Susan Goldin-Meadow and Amy Franklin (PhD, 2007) will present “Getting Ahead in Development: Multi-Modal Acquisition of Negation” (with Amy Franklin) and Alan Yu will also be presenting his work, “Tonal mapping in Cantonese vocative reduplication.”

See the BLS 35 website for details about the meeting program and abstracts.
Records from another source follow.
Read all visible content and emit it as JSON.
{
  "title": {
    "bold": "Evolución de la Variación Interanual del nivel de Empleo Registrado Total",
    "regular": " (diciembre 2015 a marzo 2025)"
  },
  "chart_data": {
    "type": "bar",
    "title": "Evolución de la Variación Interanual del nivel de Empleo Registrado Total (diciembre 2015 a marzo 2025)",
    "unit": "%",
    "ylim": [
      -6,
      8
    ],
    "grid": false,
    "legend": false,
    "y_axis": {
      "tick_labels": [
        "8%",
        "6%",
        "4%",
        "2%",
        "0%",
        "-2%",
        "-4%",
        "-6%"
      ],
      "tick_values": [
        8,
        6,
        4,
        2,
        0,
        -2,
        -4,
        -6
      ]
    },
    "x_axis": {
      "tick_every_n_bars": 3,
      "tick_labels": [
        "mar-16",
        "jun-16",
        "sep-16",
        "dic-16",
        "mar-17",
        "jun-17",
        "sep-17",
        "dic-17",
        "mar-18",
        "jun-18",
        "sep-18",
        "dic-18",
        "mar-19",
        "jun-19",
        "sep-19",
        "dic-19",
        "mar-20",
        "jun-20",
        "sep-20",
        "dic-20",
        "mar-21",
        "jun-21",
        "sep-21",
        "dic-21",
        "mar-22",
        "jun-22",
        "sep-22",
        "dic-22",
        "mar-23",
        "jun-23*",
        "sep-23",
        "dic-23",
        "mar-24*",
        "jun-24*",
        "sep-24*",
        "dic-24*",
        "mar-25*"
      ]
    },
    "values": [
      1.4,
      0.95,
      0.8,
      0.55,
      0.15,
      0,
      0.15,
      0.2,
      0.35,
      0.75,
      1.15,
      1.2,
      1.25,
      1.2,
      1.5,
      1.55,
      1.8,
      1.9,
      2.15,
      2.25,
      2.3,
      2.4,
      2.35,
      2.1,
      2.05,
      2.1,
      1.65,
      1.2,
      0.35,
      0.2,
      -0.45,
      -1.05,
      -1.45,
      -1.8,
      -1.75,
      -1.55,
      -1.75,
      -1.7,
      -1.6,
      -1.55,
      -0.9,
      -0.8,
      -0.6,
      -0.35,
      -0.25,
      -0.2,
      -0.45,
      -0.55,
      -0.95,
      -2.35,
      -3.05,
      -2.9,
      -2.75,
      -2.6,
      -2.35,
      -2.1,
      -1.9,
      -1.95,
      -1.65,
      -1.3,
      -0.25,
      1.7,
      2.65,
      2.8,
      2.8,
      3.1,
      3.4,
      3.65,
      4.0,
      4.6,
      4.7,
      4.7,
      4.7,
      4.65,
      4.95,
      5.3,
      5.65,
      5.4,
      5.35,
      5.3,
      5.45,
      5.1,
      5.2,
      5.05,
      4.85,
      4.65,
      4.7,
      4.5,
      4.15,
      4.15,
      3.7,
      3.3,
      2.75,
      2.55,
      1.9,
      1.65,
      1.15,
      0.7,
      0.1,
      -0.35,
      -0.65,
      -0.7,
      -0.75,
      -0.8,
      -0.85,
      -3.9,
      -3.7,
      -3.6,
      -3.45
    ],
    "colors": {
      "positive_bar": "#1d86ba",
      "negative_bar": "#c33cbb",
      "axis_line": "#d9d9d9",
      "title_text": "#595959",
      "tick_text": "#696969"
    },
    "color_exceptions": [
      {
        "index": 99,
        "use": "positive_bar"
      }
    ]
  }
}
Dahlstrom at Algonquian Conference

Amy Dahlstrom presented a paper last weekend in Minneapolis at the 40th Algonquian Conference, an international meeting for researchers working in Algonquian studies from anthropology to ethnobotany and including, of course, linguistics. Amy’s paper was titled “Pattern and presentation: Highlighting syntactic and rhetorical structures in texts” and delivered in a special session on Problems and Strategies in the Analysis, Redaction, and Presentation of Native Texts. Click here to view the full program for the conference.

Mufwene wraps up a prolific year

Salikoko Mufwene recently returned from a short trip to Paris, where he gave the keynote address at the CNRS-LACITO Workshop on Ecology and Language Evolution. His October 23 talk, “Humans as the ecology of language(s),” is the latest in a series of over a dozen papers presented by Salikoko in 2008.

In addition, several of his articles entitled “Creoles,” “Pidgins,” “Koinés,” and “Lingua Franca,” plus several other shorter ones on specific creoles and pidgins, were recently published in Encyclopedia Britannica Online, wrapping up a year of several such publications on topics related to language evolution and creole-related phenomena.